A viperfish is a deepwater fish in the genus Chauliodus, with long, needle-like teeth and hinged lower jaws. They grow to lengths of 30 to 60 cm (12 – 24 inches). Viperfish stay near lower depths (250–5,000 feet) in the daytime and shallow at night. Viperfish mainly stay in tropical and temperate waters. It is one of the fiercest predators in the very deep part of the sea and is believed to attack its prey by luring the victim close to itself with a light producing organ. This organ is called a photophore and is located on the end of its dorsal spine.
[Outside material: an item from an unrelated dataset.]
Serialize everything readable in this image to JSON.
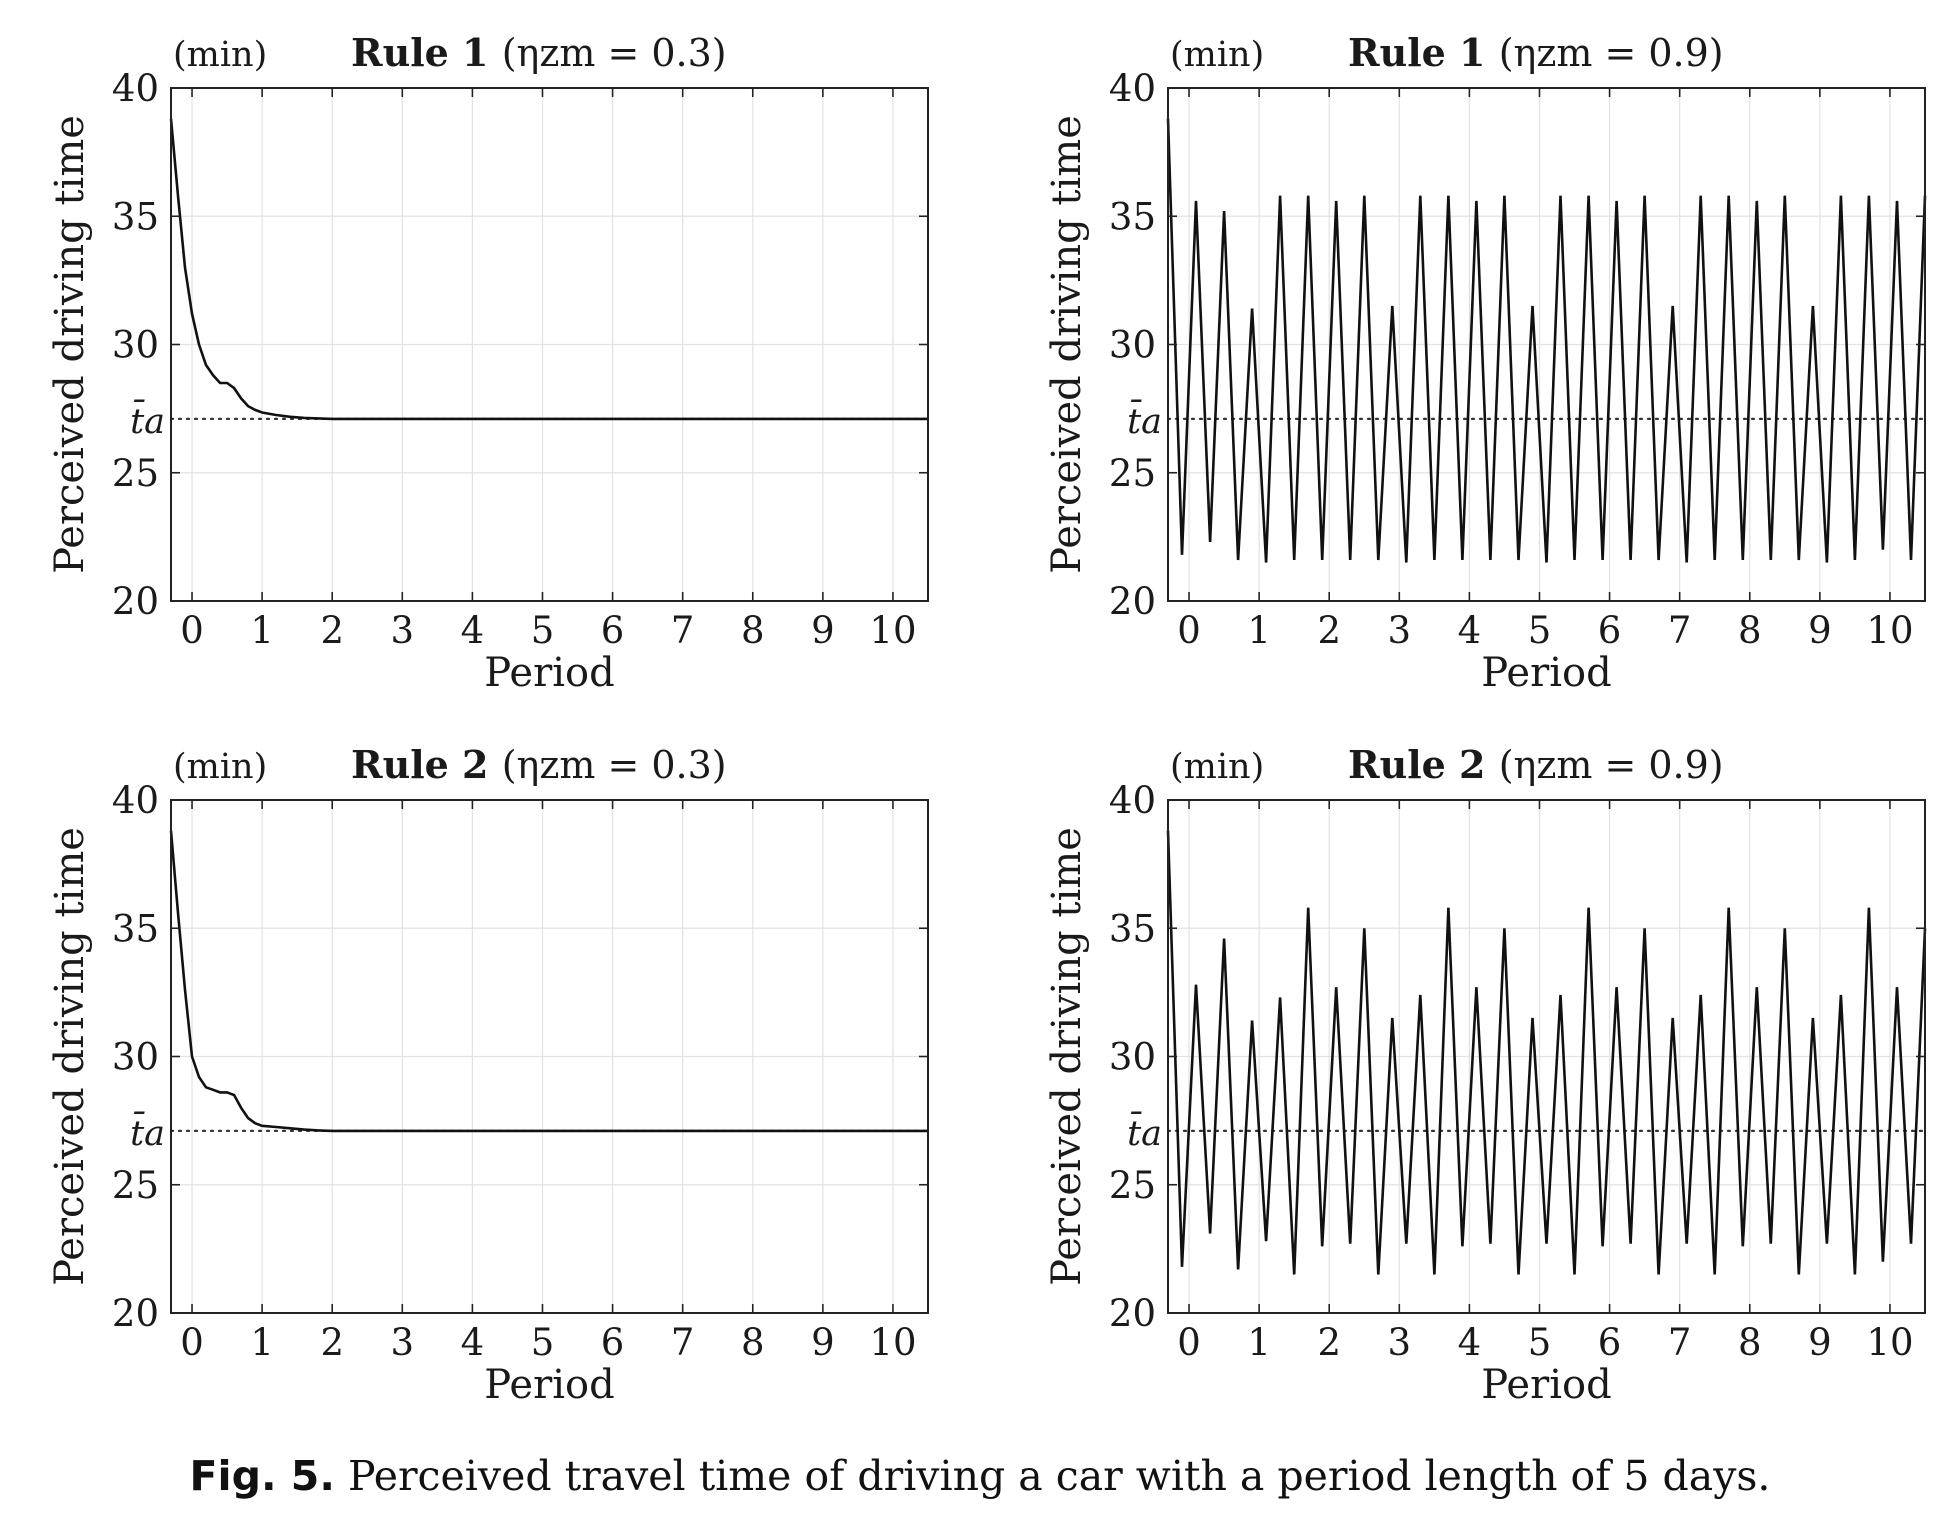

It flashes this natural light on and off while at the same time moving the dorsal spine around like a fishing rod and hanging completely still in the water, and also uses the voluntary natural light producing organ to communicate to its potential mates and rivals.
Viperfish vary in color between green, silver and black. It uses its fang-like teeth to immobilize its prey, and would not be able to close its mouth because of their length if it were not able to curve them behind its head. The first vertebra behind the head of the viperfish is known to absorb the shock of its attacks, which are mainly targeted against dragonfish and other small creatures. They are able to undergo long periods with scarce or no food.
Viperfish are believed to live up to 30 years to 40 years but in captivity rarely live more than a few hours. Some species of dolphins and sharks are known to prey upon viperfish. Scientists believe that a viperfish can swim at a speed of two body lengths per second but that is not yet the official speed.